Energie 3:0 beim KSC: Erst VAR-Wirbel, dann Auswärtssieg Die Cottbuser bejubeln den Treffer zum 1:0 durch Lukas Michelbrink (M.) Vier Energie-Punkte aus den beiden Auswärtsspielen in Wolfsburg und Karlsruhe – wer hätte das gedacht? Energie Cottbus sorgt in der 2.

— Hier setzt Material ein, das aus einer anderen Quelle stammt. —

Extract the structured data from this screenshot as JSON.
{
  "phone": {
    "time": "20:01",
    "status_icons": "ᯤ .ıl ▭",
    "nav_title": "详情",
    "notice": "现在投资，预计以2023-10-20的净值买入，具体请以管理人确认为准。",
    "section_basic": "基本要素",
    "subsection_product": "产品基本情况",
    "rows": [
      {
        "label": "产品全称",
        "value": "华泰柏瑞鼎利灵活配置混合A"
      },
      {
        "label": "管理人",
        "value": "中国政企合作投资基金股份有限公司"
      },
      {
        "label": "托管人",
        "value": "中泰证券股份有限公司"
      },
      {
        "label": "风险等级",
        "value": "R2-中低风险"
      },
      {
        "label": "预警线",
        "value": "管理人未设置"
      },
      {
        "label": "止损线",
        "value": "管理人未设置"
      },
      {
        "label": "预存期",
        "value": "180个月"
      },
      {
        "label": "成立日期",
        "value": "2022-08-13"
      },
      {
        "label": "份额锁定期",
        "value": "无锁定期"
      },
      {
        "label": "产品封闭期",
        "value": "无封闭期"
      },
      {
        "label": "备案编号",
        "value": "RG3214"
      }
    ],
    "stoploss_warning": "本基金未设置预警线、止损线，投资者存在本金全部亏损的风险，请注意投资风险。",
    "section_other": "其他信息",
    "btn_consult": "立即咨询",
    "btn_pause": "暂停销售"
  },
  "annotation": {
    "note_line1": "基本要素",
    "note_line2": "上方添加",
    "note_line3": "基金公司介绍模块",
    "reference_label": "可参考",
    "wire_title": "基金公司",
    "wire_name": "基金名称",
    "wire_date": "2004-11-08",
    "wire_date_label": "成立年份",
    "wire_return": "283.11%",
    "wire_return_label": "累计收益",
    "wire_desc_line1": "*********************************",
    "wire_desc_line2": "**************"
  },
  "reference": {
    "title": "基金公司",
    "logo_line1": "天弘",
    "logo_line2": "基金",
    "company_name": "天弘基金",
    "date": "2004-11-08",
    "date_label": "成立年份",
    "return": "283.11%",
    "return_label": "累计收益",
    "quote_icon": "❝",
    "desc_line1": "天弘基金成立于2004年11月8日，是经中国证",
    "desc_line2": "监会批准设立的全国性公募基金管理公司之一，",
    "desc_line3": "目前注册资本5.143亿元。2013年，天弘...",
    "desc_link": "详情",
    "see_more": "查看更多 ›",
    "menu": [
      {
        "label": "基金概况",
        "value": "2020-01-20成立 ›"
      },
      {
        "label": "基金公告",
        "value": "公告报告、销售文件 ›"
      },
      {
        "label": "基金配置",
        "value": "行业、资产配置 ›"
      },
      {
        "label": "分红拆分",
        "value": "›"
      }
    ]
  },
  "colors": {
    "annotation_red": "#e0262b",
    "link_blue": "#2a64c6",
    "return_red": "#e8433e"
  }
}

Liga weiter für Spektakel. Nach dem unglaublichen 4:4 beim Aufstiegsfavoriten VfL holen die Lautstzer den ersten Auswärtssieg in der 2.
Liga beim KSC, gewinnen 3:0. Diese Truppe macht echt Laune.
Zunächst gibt's aus Cottbuser Sicht Ärger mit dem VAR: Karlsruhes Civeja kommt im Sechzehner gegen Bittencourt zu spät, Schiri Hartmann zeigt direkt auf den Punkt, nimmt die Entscheidung nach Ansicht der TV-Bilder aber wieder zurück und zeigt dem Cottbus-Routinier Gelb wegen einer Schwalbe (18.). Trainer Pele Wollitz grinst hämisch.
Und dann legt Energie richtig los: Eichinger verliert das Leder im Mittelfeld, Michelbrink leitet das Ganze selbst ein und legt links zu Copado raus. Der legt dann mit der Hacke wieder für Michelbrink auf, der hinterläuft.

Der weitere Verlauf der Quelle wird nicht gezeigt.